Patrick Fitzgerald: Intrepid Crime Fighter? Or, Politically-Driven Leaker? On Sharing Information with the USAO (Part 6)
Hugo Floriani, Investigative Reporter
Patrick Fitzgerald has, on several public occasions, encouraged citizens with knowledge of corruption to come forward and tell his office what they know. It’s only with their help, he has said, that the USAO can clean up corruption in Crook County.
Okay. Well, here’s a test of that exhortation.
Let’s say, hypothetically, you knew of someone associated with the legal team that represented a former business associate – oh, say, a bean counter (BC) – who’d done work for a high-dollar fund raiser facing possible indictment by a Grand Jury for allegedly being a Bag Man (BM) for a state-level politician.
Now, suppose also, that you learned that this someone made sure that BC (who was scheduled to testify before a Grand Jury as a witness in a complaint against BM) received past due payment for services BC had once provided BM. Let’s say BC preformed miraculous accounting services.
Now, of course, this payment wasn’t a bribe.* Of course not! Just a late payment for past services rendered that just happened to come in the midst of BM’s Grand Jury saga. Pure coincidence.
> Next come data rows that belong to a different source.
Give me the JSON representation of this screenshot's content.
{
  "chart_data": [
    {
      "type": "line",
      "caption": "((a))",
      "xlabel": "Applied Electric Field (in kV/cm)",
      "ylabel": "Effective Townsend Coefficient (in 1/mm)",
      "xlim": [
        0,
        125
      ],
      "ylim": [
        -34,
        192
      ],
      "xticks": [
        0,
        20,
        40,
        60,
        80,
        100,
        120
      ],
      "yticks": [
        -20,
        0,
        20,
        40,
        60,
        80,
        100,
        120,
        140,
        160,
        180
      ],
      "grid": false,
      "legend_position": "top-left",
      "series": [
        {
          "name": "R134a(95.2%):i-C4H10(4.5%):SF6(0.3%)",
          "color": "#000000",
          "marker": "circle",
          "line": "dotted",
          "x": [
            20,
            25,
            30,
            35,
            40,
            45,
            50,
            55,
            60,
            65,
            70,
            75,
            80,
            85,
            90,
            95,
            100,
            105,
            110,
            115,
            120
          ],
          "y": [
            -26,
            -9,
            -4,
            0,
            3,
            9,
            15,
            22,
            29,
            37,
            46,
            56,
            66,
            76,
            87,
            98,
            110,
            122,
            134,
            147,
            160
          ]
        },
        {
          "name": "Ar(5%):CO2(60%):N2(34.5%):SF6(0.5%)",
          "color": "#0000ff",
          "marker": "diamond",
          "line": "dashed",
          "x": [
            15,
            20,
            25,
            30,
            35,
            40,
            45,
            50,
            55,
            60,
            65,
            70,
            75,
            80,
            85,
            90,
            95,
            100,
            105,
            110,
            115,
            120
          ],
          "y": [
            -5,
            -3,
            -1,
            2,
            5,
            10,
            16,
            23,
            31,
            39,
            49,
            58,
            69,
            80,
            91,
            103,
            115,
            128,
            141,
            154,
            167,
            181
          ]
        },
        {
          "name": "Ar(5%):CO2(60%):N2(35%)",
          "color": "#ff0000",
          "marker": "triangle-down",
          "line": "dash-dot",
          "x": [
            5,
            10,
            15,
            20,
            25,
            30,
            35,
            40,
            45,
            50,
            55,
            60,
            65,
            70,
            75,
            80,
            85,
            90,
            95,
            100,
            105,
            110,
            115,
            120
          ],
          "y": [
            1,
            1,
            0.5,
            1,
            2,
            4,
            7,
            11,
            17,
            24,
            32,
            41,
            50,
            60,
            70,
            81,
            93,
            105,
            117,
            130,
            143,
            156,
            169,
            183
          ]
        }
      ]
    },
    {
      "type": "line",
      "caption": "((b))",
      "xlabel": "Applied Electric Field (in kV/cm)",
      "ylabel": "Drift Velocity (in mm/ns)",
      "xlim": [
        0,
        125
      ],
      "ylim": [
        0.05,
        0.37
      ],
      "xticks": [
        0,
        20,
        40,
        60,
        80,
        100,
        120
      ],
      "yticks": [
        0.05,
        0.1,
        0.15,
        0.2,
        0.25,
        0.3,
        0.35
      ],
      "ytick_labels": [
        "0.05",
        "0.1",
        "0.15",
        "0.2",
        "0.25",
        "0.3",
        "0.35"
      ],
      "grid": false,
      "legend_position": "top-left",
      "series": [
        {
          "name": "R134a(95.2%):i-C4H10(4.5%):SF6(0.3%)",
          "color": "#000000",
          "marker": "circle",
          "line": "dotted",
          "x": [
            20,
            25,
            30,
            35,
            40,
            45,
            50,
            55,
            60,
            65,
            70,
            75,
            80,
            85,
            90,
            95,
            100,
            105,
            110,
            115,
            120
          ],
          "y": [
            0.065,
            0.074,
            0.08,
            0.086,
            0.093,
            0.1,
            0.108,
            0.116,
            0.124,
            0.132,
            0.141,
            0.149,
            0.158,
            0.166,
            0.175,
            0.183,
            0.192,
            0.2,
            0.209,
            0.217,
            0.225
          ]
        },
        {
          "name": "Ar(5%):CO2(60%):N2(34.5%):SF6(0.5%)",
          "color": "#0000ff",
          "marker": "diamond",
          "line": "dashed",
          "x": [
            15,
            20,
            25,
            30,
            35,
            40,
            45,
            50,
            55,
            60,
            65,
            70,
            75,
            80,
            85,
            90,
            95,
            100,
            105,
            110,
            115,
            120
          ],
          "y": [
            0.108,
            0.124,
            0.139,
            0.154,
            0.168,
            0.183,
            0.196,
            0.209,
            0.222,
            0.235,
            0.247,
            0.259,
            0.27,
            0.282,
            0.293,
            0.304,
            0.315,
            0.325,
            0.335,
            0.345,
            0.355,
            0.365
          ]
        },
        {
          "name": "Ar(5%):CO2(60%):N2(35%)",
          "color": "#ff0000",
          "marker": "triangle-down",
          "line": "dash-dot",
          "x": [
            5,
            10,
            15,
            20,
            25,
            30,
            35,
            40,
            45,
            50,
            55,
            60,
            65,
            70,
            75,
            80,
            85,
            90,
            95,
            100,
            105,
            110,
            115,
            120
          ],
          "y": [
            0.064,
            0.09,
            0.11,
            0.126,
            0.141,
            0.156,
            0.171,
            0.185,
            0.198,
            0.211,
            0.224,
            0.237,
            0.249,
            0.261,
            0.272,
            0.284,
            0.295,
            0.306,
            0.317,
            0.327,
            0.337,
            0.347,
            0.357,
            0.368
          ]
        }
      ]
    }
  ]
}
Read along, nothing to see here.
Now, imagine you knew that another person, a person of note within the U.S. Attorney’s office, had learned of this payment, but brought no charges against that someone close to BC’s legal team, for, what some might construe as…well, maybe not technically tampering with a witness (Title 18 U.S.C. section 1512), but something highly inappropriate.
Now, in this purely hypothetical example, where any relationship to anyone living or dead is purely coincidental, would you pass that information to the USAO and expect anything to come of it? Knowing that office’s proclivity to leak?
Not unless you’d been dropped on your head once and never fully recovered.
* Oh, BTW, speaking of bribes, on April 18, 2006, in an article reporting on the conviction of former Illinois Governor George Ryan, The New York Times quoted Fitzgerald concerning bribes.
"People now know that if you're part of a corrupt conduct, where one hand is taking care of the other and contracts are going to people, you don't have to say the word 'bribe' out loud," Mr. Fitzgerald said. "And I think people need to understand we won't be afraid to take strong circumstantial cases into court."